Манда. Знание: эквивалентно греческому гносис.
Миры. Almaya может означать "бытия", а иногда, несмотря на множественное число, обозначать "мир" в единственном; обычно число, имеющее в данном случае различные значения, не столь важно.
Море Саф. Красное море, через которое дети Израиля проходили при исходе из Египта: в гностическом, как и в александрийско-иудаистском умозрении оно аллегорически соотносится с исходом души из тела или из мира, так что Красное море стало символом для вод, разделяющих этот и другой миры. При легкой перестановке гласных из саф (красный) в соф (конец) море Саф может интерпретироваться как "море конца", т.е. смерти.
Мутная вода. Взбаламученная вода, букв, "вода Бездны [или Хаоса]": изначальный материал мира тьмы, с которым смешивается живая вода.
Племя душ. Название для всех верующих, т.е. мандеев.
Птахил. Один из Утр; как исполнитель космогонических замыслов группы Утр наиболее прямо связан с формированием этого мира: он, таким образом, является мандейским Демиургом; Имя Птахил образовано от слияния имени египетского бога-ремесленника Птаха с семитским суффиксом -ил ("бог").
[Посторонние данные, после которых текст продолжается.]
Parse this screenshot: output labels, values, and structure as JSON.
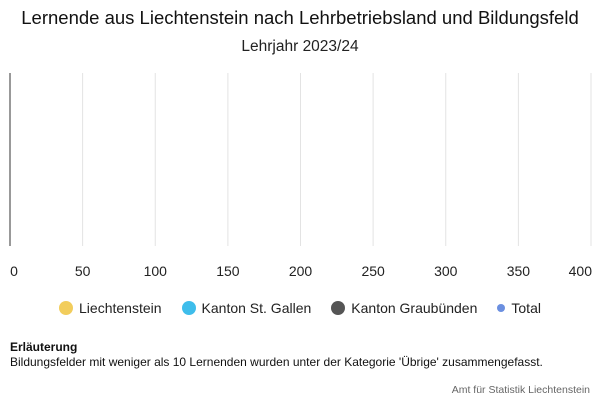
{
  "chart_data": {
    "type": "bar",
    "title": "Lernende aus Liechtenstein nach Lehrbetriebsland und Bildungsfeld",
    "subtitle": "Lehrjahr 2023/24",
    "categories": [],
    "series": [
      {
        "name": "Liechtenstein",
        "color": "#F2CD5C",
        "values": []
      },
      {
        "name": "Kanton St. Gallen",
        "color": "#3EBDEB",
        "values": []
      },
      {
        "name": "Kanton Graubünden",
        "color": "#555555",
        "values": []
      },
      {
        "name": "Total",
        "color": "#6B8FE0",
        "values": []
      }
    ],
    "xlim": [
      0,
      400
    ],
    "x_ticks": [
      "0",
      "50",
      "100",
      "150",
      "200",
      "250",
      "300",
      "350",
      "400"
    ],
    "grid": true,
    "legend_position": "bottom",
    "orientation": "horizontal"
  },
  "note": {
    "heading": "Erläuterung",
    "text": "Bildungsfelder mit weniger als 10 Lernenden wurden unter der Kategorie 'Übrige' zusammengefasst."
  },
  "source": "Amt für Statistik Liechtenstein"
}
То, что имя для Демиурга было взято из египетского пантеона, связано, без сомнения, с символической ролью Египта как представителя материального мира (см. "Море Саф"; ср. с. 117 f.).
Руха. "Дух", более полно также Руха д'Кводша, "Святой Дух" (!), важнейший женский демон у мандеев, мать семи планет и зла.
Твердо стоящий, непоколебимый. Почти идентично "блаженному", обозначает главным образом высочайшего и безупречного Утру.
Тибил. Ветхозаветное tevel, "земля", "terra firma" используется мандеями как название земного мира, всегда с оттенком низменности, противопоставляемой чистоте божественного мира.
Утра. Имя божественных существ, находящихся ниже Великого Мана и Изначальной Жизни, сравнимых с ангелами и архангелами иудаистского и христианского знания. Оно вытеснило общее семитское mal'ach для обозначения ангела, использующееся во всем Ветхом Завете: там, где более древний термин появляется в мандейских трудах, он обозначает волшебных духов или духов зла. Буквальное значение слова Утра -- "благополучие", изобилие, обозначающее эти сущности как эманации божественной полноты. Они порождаются (отчасти в порядке опосредованного спуска) в пределах мира света и в своей цельности, каждый в своем ш'кина, устраивают мир. Некоторые из них, однако, подвержены ошибкам (см. "Твердо стоящий").
Ш'кина. "Обитель" бытия света (напр. Жизни, отдельного Утры): мандеями главным образом использовалась в буквальном смысле, с оттенком великолепия как светлой ауры, окружающей эти бытия, подобно жилищу; иногда, однако, также и в персонифицированном смысле, который термин приобрел в иудаистской мысли (ср. у Мани ш'кинас, эквивалент "эонам", персонифицированным силам, окружающим высшее божество).
Энос (или Енос). "Человек", один из Утр, вечный, но временно существующий в мире тьмы.